Три шага – вдох, три шага – выдох, три шага – вдох, три шага – выдох, – так и добрался до бака. На баке свернул на левый борт и побежал навстречу освещённой, словно жилой дом, надстройке судна. Сходство с жилым домом было полным: ярко светились все окна-иллюминаторы, в которых мелькали тени людей, и слышалась музыка – ABBA пели свою знаменитую «Happy New Year», Scorpions – «Maybe I Maybe You» – веселье шло полным ходом. А вот на ходовом мостике было темно – там не спали, не праздновали, а бдели изо всех сил, несмотря на соблазны. Капитан «Чапаевска» был уже не молод, строг и неукоснительно требовал от своих подчинённых соблюдения только одного правила – «время, место и доза потребления», всё остальное – сколько угодно: не в тюрьме всё-таки, но и не в плавучем борделе.
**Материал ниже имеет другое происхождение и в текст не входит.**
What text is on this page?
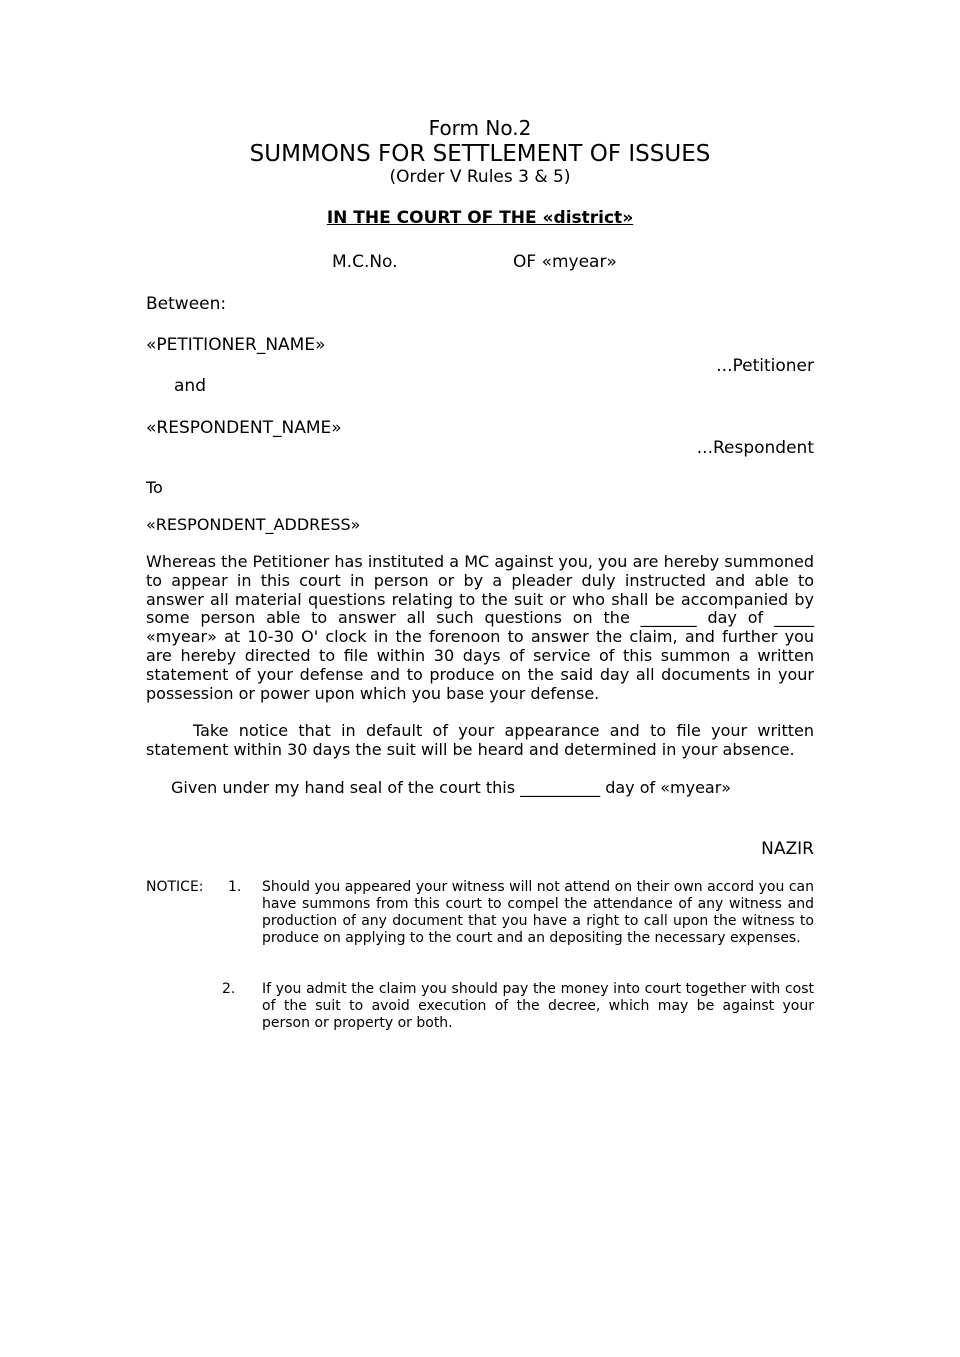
Form No.2
SUMMONS FOR SETTLEMENT OF ISSUES
(Order V Rules 3 & 5)
IN THE COURT OF THE «district»
M.C.No.	OF «myear»
Between:
«PETITIONER_NAME»
...Petitioner
and
«RESPONDENT_NAME»
...Respondent
To
«RESPONDENT_ADDRESS»
Whereas the Petitioner has instituted a MC against you, you are hereby summoned to appear in this court in person or by a pleader duly instructed and able to answer all material questions relating to the suit or who shall be accompanied by some person able to answer all such questions on the _______ day of _____ «myear» at 10-30 O' clock in the forenoon to answer the claim, and further you are hereby directed to file within 30 days of service of this summon a written statement of your defense and to produce on the said day all documents in your possession or power upon which you base your defense.
Take notice that in default of your appearance and to file your written statement within 30 days the suit will be heard and determined in your absence.
Given under my hand seal of the court this __________ day of «myear»
NAZIR
NOTICE: 1. Should you appeared your witness will not attend on their own accord you can have summons from this court to compel the attendance of any witness and production of any document that you have a right to call upon the witness to produce on applying to the court and an depositing the necessary expenses.
2. If you admit the claim you should pay the money into court together with cost of the suit to avoid execution of the decree, which may be against your person or property or both.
Сделав пять или шесть кругов по судну Маркони тормознул на корме, чтобы перевести дух – сидячая работа, слишком много курева и кофе давали о себе знать. На корме царили абсолютная темнота и тишина: кормовой фонарь почему-то не горел, и звуки музыки сюда не долетали. Маркони стоял, взявшись руками за леер, и тяжело дышал: поднял глаза к небу и… обомлел.
Звёзды… Миллионы, миллиарды многоцветных звёзд – белые, красные, синие, зелёные – всех оттенков, какие только можно было себе вообразить, висели над ним крупными гроздьями: подмигивали, искрились и что-то нежно нашёптывали ему в уши, уставшие от тупой морзянки. Небо пылало безумным великолепием – звёзды висели так близко, что, казалось, можно дотронуться до них рукой. Маркони с трудом оторвал глаза от неба и посмотрел на океан – и океан тоже был полон звёзд. Те же миллиарды весело улыбались Маркони и манили его к себе. Радостно рассмеявшись им в ответ, он прыгнул через леер за борт, и, хотя высота была метров десять, тёплые воды Индийского океана ласково приняли его в свои объятия.
Он плыл среди звёзд, а потом кто-то схватил его, и они винтом взлетели в небо, успев сделать несколько танцевальных па в обнимку с дельфином, пока снова не обрушились в океан. Огромная манта вылетела из-под воды, истекая звёздной пылью, и подхватила его на свою широкую спину. Они скользили под звёздами, и звёзды плыли под ними, манта лениво помахивала в воздухе своими плавниками, а он сидел у неё на спине, словно на ковре-самолёте, и орал, захлёбываясь восторгом. Стаи разноцветных летучих рыб обгоняли их, трепеща прозрачными, как у стрекоз, крыльями. Ещё одна манта выпрыгнула из океана, зависла в воздухе на какое-то мгновение и с громовым звуком ударилась о волны: брызги взлетели до небес и там превратились в звёзды. Ещё один прыжок, ещё один удар грома, и звёзды разноцветным бисером посыпались обратно в океан…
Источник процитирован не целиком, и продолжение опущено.